4. she looked directly at me as she walked by and smiled and said “hi”.
It was the “hi” finally, that tingled. College students! Some strange guy appears from nowhere, right in your path, so, of all things, you say hi, hello, good evening, who are you? Her face was entirely free of parochial suspicion or feminist contempt. She looked directly at me and acknowledged that I had entered her carefree orbit.
I, who normally spend most of my time with adults or employees or whathaveyou, was slightly taken aback. I don’t spend enough time at college campuses, obviously. I walk past dozens, maybe hundreds of people every day. No one greets you, least of all with a guileless smile and cheerful “hi”, unless, perhaps, if you are directly in their way, or they’re trying to sell you something.
Hi, she said. Who are you? Do I know you? Should I know you? Are you a person I will come to know? There are possibilities here and I am listing a million of them with two letters: h-i. Hi. Hello. I see your eyes, do you see mine? We are facing each other. You are looking at my body. Do you like how I dress? I have the energy to stride down this walkway with confidence and purpose– I am going somewhere, but I see you facing me, not directly in my path, but you are there, and I am telling you that I recognize another human being who may have a million possible adventures tomorrow and I have a little smile on my face because I, too, might have a million adventures tomorrow, and for one second, I am telling you that your adventures are mine, and my adventures are yours.
Hi, I can’t stop, I have to go, and I don’t know you, so I won’t stop, but it is possible to know me, and it is possible to know you, and there’s a lot I can tell you about myself with my two letters and my stride and the way my jeans make me feel like I am sleek and purposeful, protected but free, as if these are the kind of jeans that I can slip out of in two seconds if you took my two letters and built cathedrals out of them some evening when, after my “hi”, you said “hi, what’s your name”, and I told you. And I might tell you because when I see you in my path the only thing I can think of to say to you, a perfect stranger, is “hi”, leaving open all the infinite possibilities of you saying “hello… what’s your name?”
And in a few seconds she was past me, looking ahead again, thinking ahead, perhaps about the person she is going to meet, or the room she is headed for, the comfort, the envelope of arranged bed and sheets and tooth brush and over-sized t-shirt, and a moment of wonder, perhaps, about the possibilities of people she might or might not know.
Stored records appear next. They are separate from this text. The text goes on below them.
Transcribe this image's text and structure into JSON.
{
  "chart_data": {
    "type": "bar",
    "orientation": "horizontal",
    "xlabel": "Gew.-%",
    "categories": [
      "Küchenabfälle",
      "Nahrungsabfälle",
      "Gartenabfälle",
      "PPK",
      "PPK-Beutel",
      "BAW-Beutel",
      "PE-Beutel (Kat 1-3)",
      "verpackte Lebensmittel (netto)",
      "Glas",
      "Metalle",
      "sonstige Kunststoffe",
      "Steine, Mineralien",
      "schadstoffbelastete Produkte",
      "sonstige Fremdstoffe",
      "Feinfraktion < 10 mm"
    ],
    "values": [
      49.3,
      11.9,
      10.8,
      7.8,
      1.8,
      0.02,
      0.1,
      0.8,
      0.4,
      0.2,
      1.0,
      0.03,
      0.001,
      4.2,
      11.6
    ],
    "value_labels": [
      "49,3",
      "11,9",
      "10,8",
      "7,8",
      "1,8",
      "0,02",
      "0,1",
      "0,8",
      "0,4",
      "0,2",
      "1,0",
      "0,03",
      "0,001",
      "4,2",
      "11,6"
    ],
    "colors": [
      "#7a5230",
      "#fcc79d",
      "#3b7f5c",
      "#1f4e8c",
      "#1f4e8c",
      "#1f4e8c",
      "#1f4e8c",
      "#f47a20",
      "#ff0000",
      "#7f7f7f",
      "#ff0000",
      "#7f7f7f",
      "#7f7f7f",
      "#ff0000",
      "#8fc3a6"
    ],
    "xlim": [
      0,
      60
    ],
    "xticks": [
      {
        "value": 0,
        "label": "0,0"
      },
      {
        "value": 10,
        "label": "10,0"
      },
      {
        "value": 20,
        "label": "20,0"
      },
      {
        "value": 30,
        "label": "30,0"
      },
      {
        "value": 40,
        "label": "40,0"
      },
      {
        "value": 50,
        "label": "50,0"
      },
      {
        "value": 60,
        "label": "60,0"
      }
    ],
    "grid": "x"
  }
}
I’ve been thinking about this all night. I am obsessed with a question. If I had said, “Hi. What’s your name?” Would that have changed things? Maybe she would have laughed for the sudden improbability of the question coming from a passing stranger, and answered “why?” or “I don’t give out my name to strangers”, but maybe she would have laughed and answered reflexively, using her good manners, and then said, “Why?”. Or maybe she would have laughed and looked away quickly and walked on, and everything would once again resemble “real” life, which is what we call that phony groveling most of us offer as an excuse for social life nowadays. And maybe she would have looked away quickly, a little frightened, alarmed, or nervous.
Maybe she would have called the campus police: “He asked me my name!”
If I could do the moment over again, I would ask her name. I’d say “hi”, the same way I did say “hi”, but this time, quickly, “Excuse me– what’s your name?” and put on my friendliest possible face. And if she gave me her name, her Ann or Lisa or Renee or June or Tara or Katarina or Natasha or Mary or Maryanne or Elizabeth or Roxanne, then I would say, “I just wanted to say that your walk and your face and your ‘hi’ have added a halo to this evening. I’ll bet you don’t know how beautiful you are. I just wanted to tell you that.” But I would not tell her how much it aches just to watch her walk by.
Well, that’s my Monday morning thought. I think I’ll go back to sleep at my desk now.
[Written about an evening when I brought Paul to Guelph to rehearse with Bruce of a progressive jazz combo.]